Regarding the meaning of the song, Matthew Bellamy has said: "It's about a semi-fear of the evolution of technology, and how in reality it's destroying all humanity. My fear is that we can't control it because it's moving faster than we are, so the song's setting myself in a location in the future where the body is no longer important and everyone's plugged into a network. The opening line is 'link it to the world', so it's connecting yourself on a worldwide scale and being born into another reality."
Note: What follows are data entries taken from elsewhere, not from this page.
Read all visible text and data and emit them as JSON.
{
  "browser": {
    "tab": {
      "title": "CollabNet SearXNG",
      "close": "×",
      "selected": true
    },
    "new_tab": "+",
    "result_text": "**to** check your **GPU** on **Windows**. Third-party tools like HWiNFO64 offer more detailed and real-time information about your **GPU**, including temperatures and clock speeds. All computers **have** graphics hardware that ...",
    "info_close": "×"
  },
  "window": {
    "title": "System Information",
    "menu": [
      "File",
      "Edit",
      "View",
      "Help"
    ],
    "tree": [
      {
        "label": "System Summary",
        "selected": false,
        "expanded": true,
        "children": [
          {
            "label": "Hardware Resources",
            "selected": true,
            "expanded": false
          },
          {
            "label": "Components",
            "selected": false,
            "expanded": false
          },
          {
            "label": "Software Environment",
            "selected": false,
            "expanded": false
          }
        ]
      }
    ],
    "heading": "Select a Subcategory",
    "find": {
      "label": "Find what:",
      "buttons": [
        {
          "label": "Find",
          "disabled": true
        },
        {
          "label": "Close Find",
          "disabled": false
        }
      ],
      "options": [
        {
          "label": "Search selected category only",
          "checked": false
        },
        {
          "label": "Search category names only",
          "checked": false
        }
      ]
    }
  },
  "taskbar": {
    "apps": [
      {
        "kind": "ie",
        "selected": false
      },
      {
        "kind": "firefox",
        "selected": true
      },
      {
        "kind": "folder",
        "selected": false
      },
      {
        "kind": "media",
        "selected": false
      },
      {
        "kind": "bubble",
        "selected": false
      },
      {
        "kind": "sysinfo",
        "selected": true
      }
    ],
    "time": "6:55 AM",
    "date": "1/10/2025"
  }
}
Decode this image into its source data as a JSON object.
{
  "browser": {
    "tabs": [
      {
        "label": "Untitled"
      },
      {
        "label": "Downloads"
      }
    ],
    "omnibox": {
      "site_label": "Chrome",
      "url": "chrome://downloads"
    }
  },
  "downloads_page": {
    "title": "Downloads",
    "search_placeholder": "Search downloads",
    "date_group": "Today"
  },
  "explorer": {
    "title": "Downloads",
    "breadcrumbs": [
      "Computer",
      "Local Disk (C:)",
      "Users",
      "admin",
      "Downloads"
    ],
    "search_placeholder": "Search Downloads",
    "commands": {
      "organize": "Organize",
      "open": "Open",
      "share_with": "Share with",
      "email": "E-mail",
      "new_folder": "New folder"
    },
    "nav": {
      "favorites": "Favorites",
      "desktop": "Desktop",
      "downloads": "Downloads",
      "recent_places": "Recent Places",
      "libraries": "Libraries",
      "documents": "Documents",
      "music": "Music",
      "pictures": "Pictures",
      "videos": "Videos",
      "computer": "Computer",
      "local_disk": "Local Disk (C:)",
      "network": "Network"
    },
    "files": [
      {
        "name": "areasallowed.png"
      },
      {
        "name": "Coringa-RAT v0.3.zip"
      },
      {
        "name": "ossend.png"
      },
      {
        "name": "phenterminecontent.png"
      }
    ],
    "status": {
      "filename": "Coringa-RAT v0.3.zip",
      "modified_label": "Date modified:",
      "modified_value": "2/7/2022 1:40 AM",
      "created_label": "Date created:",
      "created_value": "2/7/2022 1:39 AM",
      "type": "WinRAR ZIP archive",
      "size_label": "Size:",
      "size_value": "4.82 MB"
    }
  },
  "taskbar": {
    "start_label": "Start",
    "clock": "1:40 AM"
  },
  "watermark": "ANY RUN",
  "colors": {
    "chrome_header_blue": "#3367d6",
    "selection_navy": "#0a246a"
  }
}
Chris Wolstenholme also said: "I think between the three of us [New Born] is probably one of our favourite tracks off Origin of Symmetry. It is a good live track. I think it's one of the songs which showcases the experimental side of the band. It is not really a conventional pop song. I think a lot of the reason for choosing these songs is that we went for the heavier more direct kind of songs rather than going for anything too mellow."

==Recording==

"New Born" first started out as a guitar-based piece played in soundcheck during the Showbiz tour back in 1999, and the piano intro was written afterwards. During the recording of the album in the David Bottrill sessions, the band experimented with using Bellamy's voice for the arpeggios instead of the piano, but decided that this was too "abstract" and removed it during post-recording.

==Live performances==

The live versions of the song are often modified and feature some improvisation and embellishments. In particular, Matt Bellamy usually plays a slightly re-worked piano melody during the introduction. Much of the guitar work is also notably different, the guitar solo is usually extended and more elaborate, and features a "tapping" section before the tremolo. Live versions can also last notably longer, such as the 2007 Wembley Stadium (as seen on the HAARP DVD). "New Born" was a live staple from its debut in 2000 until the end of The Resistance Tour. After this, the song made occasional appearances during The 2nd Law, Psycho Tour, and Drones World Tour. On the band's Simulation Theory World Tour, the song was played in the form of a medley including "Stockholm Syndrome", "Assassin", "Reapers", and "The Handler".

==Track listing==
All songs written by Matthew Bellamy.

EU promotional CD
| No. | Title | Length |
|---|---|---|
| 1. | "New Born" (Radio Edit) | 4:39 |
| 2. | "New Born" (Full Length Version) | 6:02 |

UK CD1
| No. | Title | Length |
|---|---|---|
| 1. | "New Born" | 6:04 |
| 2. | "Shrinking Universe" | 3:08 |
| 3. | "Piano Thing" | 2:53 |
| 4. | "New Born" (Video) | 4:39 |

UK CD2
| No. | Title | Length |
|---|---|---|
| 1. | "New Born" | 6:04 |
| 2. | "Map of Your Head" | 4:28 |
| 3. | "Plug In Baby" (Live) | 3:33 |

UK 7"
| No. | Title | Length |
|---|---|---|
| 1. | "New Born" | 6:04 |
| 2. | "Shrinking Universe" | 3:08 |

Digital download
| No. | Title | Length |
|---|---|---|
| 1. | "New Born" | 6:04 |
| 2. | "New Born" (Oakenfold Perfecto Mix) | 7:02 |
| 3. | "Shrinking Universe" | 3:08 |
| 4. | "Piano Thing" | 2:53 |
| 5. | "Map of Your Head" | 4:28 |
| 6. | "Plug In Baby" (Live) | 3:33 |

==Personnel==
Personnel adapted from Origin of Symmetry liner notes.
- Matthew Bellamy – lead vocals, guitars, keyboards
- Chris Wolstenholme – bass, backing vocals
- Dominic Howard – drums

===EP===

"New Born" was released as an extended play (EP) on 5 June 2001 in Greece and Cyprus by Columbia Records.

=== Track listing ===

1. "New Born"
2. "Shrinking Universe"
3. "Piano Thing"
4. "Map of Your Head"
5. "Plug In Baby" (live)
6. "New Born" (Oakenfold Perfecto remix)

==Charts==

| Chart (2001) | Peak position |
|---|---|
| Europe (Eurochart Hot 100) | 44 |
| France (SNEP) | 65 |
| Ireland (IRMA) | 35 |
| Italy (FIMI) | 39 |
| Scotland Singles (OCC) | 14 |
| UK Singles (OCC) | 12 |
| UK Indie (OCC) | 3 |

==Certifications==

| Region | Certification | Certified units/sales |
| United Kingdom (BPI) | Silver | 200,000^{‡} |
^{‡} Sales+streaming figures based on certification alone.